What happened to the classical Islamic legal system?
With the advent of the age of Colonialism, the Islamic legal system was consistently replaced by legal systems imported from Western colonial states. The factors contributing to the deterioration and replacement of Islamic law are numerous, but primary among those factors was the pressure exerted by foreign powers for a system of concessions and special jurisdictions that served the economic and political interests of the colonizers, and a parasitical native elite that derived and maintained its privileged status from the financial, military and cultural institutions of colonial powers.
Frequently, colonial powers and their dependent native elites found that their economic and commercial interests were not well served by the pluralism and localized indeterminacy of the Islamic legal system. In response, some colonial powers such as Great Britain created hybrid legal institutions such as the Mixed Courts of Egypt and the Anglo-Muhammadan courts of India. Of greater significance, however, was the fact that colonial powers and their native ruling elites found that the organized legal guilds, and the system of religious endowments (awqaf) that supported these guilds, leveraged a considerable amount of power that was often used to resist the hegemonic powers of the modern state. Throughout the Muslim world, this led to a protracted process by which colonial powers, or in the post-colonial age, local nationalistic governments, consistently undermined the autonomy, and eventually completely controlled, the traditional legal guilds and the network of religious endowments, not only depriving them of any meaningful political role but also deconstructing their very legitimacy in Muslim societies.Perhaps more destructive to the Islamic legal system was the fact that the institutional replacement of Islamic law was accompanied by a process of cultural transformation that led to the deconstruction of the very epistemological foundations of Islamic jurisprudence.
Colonial powers not only exerted considerable pressures toward greater legal uniformity and determinism, but in what has been described as a process of cultural invasion, both the ruling elites and the intelligentsia of various Muslim societies turned mostly to the West, and to a much lesser extent eastern Europe, for inspiration and guidance in all fields of the arts and sciences. Increasingly, educational institutions and systems in the Muslim world were fashioned or remodeled along the lines of the educational systems of the major colonial powers. From the beginning of the 19th century onwards, and to this very day, an academic degree from Western schools became a cultural symbol of prestige and privilege. In the legal field, a Western education became a powerful venue for upward professional mobility and social status, and this led to a marked deterioration in the position and authority of classical Muslim jurists as well as in the role of the centuries-old schools of Shari 'ah law all over the Muslim world.The cultural impact of Colonialism upon Muslim societies was and continues to be immeasurable. In the 19th century, the Western-educated intelligentsia played a critical role in the birth of the reform movement that sought to modernize Islamic law. In response to the transplantation of European codes of law into the Muslim world, especially in the 1850s and 1860s, Muslim legal experts, most often trained in Western institutions, sought to reform Islamic law by making it more deterministic, uniform, and predictable. In most cases, this amounted to a process of codification, the most famous of which was the Mejelle (also known as Majallat al-Ahkdm al- Adliyya) completed in 1877. But these efforts at reform meant challenging the epistemological foundations of the Islamic legal system and a radical reinvention of Islamic law from a common law-like system to a system tailored after the civil law, especially the Napoleonic Code of 1804. Very frequently, legal reformers unwittingly transformed Islamic law from a system of common laws united by shared communities of legal practice, methodological and analytical tools, technical linguistic practices, and a coherent system of authoritativeness and legitimacy, to nothing more than a compilation of deterministic commands.

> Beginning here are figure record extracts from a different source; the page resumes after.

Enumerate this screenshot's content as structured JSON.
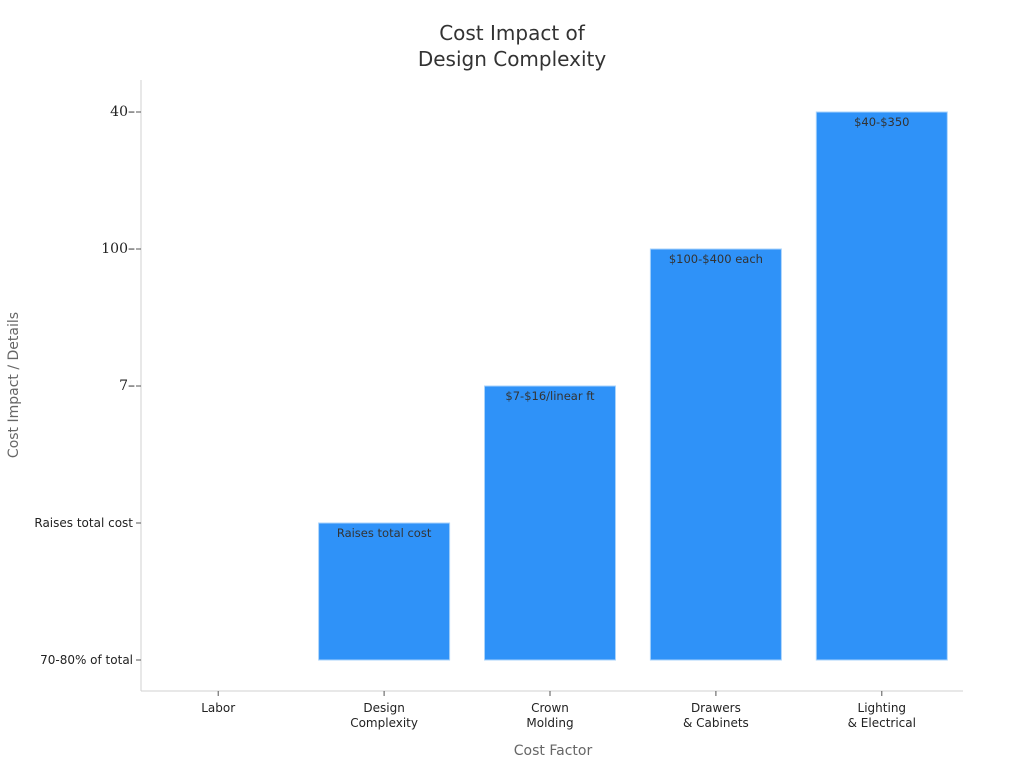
{
  "chart_data": {
    "type": "bar",
    "title": "Cost Impact of\nDesign Complexity",
    "xlabel": "Cost Factor",
    "ylabel": "Cost Impact / Details",
    "categories": [
      "Labor",
      "Design\nComplexity",
      "Crown\nMolding",
      "Drawers\n& Cabinets",
      "Lighting\n& Electrical"
    ],
    "y_categories": [
      "70-80% of total",
      "Raises total cost",
      "7",
      "100",
      "40"
    ],
    "values": [
      "70-80% of total",
      "Raises total cost",
      "7",
      "100",
      "40"
    ],
    "data_labels": [
      "",
      "Raises total cost",
      "$7-$16/linear ft",
      "$100-$400 each",
      "$40-$350"
    ],
    "y_scale": "categorical",
    "grid": false,
    "legend": "none",
    "bar_color": "#2f92f8",
    "bar_edge_color": "#a9d3fb"
  }
}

Throughout the Muslim world, legal codifications were understood to be a part of the necessary reforms of modernization, statehood and rule of law. Under the auspices of purported legal reforms, throughout the second half of the 19th century and the first half of the 20th century, Islamic courts and law were abolished and replaced by transplanted Western legal systems. The jurisdiction of Islamic courts were limited to family and personal law matters, and these courts enforced codified versions of Islamic personal law, structurally modelled after the civil law system.60Modern so-called Shari‘ah-law codifications exist in tension with the inherited classical legal tradition because they limit the interpretive possibilities by imposing a positivist model upon Islamic law. In many ways, these Shari ‘ah-law codifications collapse the distinction between Shari ‘ah and fiqh, and while they may increase the predictability of the law, they also substantially narrow the available space for searching or negotiating the Divine Will. This is to say, structurally and epistemologically, these Shari ‘ah-law codifications exist in considerable tension with the inherited Islamic classical legal tradition. As discussed earlier, the substantial epistemological tension between modern codes of law and the Islamic classical legal tradition has led a number of scholars to argue that Islamic law was not law at all.61 As noted earlier, whether this is true depends on how we understand and define law.